В два заступа мы стали пробивать канавку от озерка, мимо бани, вниз под горку. Лед был крепок, солнце жарило, мы сбросили полушубки, Никанор не раз снимал и шапку, утирая лоб. На полдороге дела воткнул заступ в снег, сказал:
— Передохнем маленько, — и стал крутить цигарку.
Я тоже грудью прислонился к заступу, воткнутому в снег, и вдруг слышу — веселое, заливистое посвистывание, торопливое щебетание, похожее на тот ручеек, что звенел под снегом. Только теперь звенело в небе, над головой. Пригляделся — трепыхается в воздухе пичужка не больше воробья, будто падает с неба на землю, падает, а упасть не может. Бьется крылышками на одном месте, как на ниточке висит, то снизится, вот-вот повалится, то крылышками затрепещет, затрепещет и снова взовьется, наливаясь голосистой песенкой. «Жаворонок!» — догадался я. Слыхал про него, читал, булки такие пекли в великий пост — плетеные, с раздвоенным хвостом, изюмины вместо глаз. А живого жаворонка увидел впервые. И я вдруг чему-то обрадовался, будто поднесли мне неожиданный подарок. Так мы стояли и слушали эту маленькую пичужку, опустив глаза, которые слепило веселим весенним светом.
Но вот Никанор докурил, бросил окурок, поправил шапку.
— Его не переслушаешь.
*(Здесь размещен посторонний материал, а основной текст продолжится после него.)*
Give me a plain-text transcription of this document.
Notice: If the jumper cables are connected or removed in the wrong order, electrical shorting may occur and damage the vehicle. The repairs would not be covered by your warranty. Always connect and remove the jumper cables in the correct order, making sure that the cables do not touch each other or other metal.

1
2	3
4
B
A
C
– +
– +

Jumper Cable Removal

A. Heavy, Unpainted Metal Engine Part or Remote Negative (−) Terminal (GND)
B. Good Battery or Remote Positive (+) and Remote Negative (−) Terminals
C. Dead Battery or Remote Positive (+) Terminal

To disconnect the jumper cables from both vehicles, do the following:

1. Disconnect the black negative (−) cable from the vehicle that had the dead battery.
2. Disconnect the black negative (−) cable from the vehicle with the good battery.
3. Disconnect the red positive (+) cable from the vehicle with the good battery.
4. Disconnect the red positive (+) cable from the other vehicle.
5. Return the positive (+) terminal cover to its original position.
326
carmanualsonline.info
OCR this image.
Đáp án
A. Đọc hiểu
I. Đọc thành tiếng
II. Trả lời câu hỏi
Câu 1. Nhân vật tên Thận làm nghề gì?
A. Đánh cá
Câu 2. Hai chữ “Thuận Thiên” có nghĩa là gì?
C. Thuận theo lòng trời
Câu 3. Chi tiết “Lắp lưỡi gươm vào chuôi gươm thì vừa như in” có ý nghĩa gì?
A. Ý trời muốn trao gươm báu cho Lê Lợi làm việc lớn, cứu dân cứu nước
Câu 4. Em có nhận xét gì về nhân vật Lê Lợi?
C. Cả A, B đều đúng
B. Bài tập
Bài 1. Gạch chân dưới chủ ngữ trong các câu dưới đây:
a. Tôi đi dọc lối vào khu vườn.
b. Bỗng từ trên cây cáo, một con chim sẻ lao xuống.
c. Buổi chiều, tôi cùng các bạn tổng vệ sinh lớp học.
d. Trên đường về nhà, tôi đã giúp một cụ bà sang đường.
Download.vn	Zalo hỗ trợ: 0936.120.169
До вечера трепещать будет.
Мы пробили канаву, и ненужная нам светлая, прозрачная вода покатилась с нашего огорода в речку Яимлю.
С улицы уходить не хотелось: в избе душно, вонько…
Не успели обрядиться по дому, пришла тетя Клавдия:
— Настя! Никанор! Где вы? Иван Никитич велел зимние рамы выставлять.
Настя с мамой приготовили горячей воды, тряпок. Никанор — молоток, стамеску, и мы отправились на хозяйскую половину. Солнце заливало комнаты. Светилась посуда в черном буфете, блестел самовар, отражая солнечные лучи, ярко зеленели широкие листья фикуса. Начали со спальни. Мне же хотелось попасть в кабинет. Ружье!.. Не терпелось увидеть ружье. Никанор вынул первую раму, сунул ее мне в руки и коротко сказал:
— На чердак.
— Не разбей! — волновалась внизу тетя Клавдия. — Ты что? — кричала она на Никанора. — Сам не мог? А вот он грохнет ее?!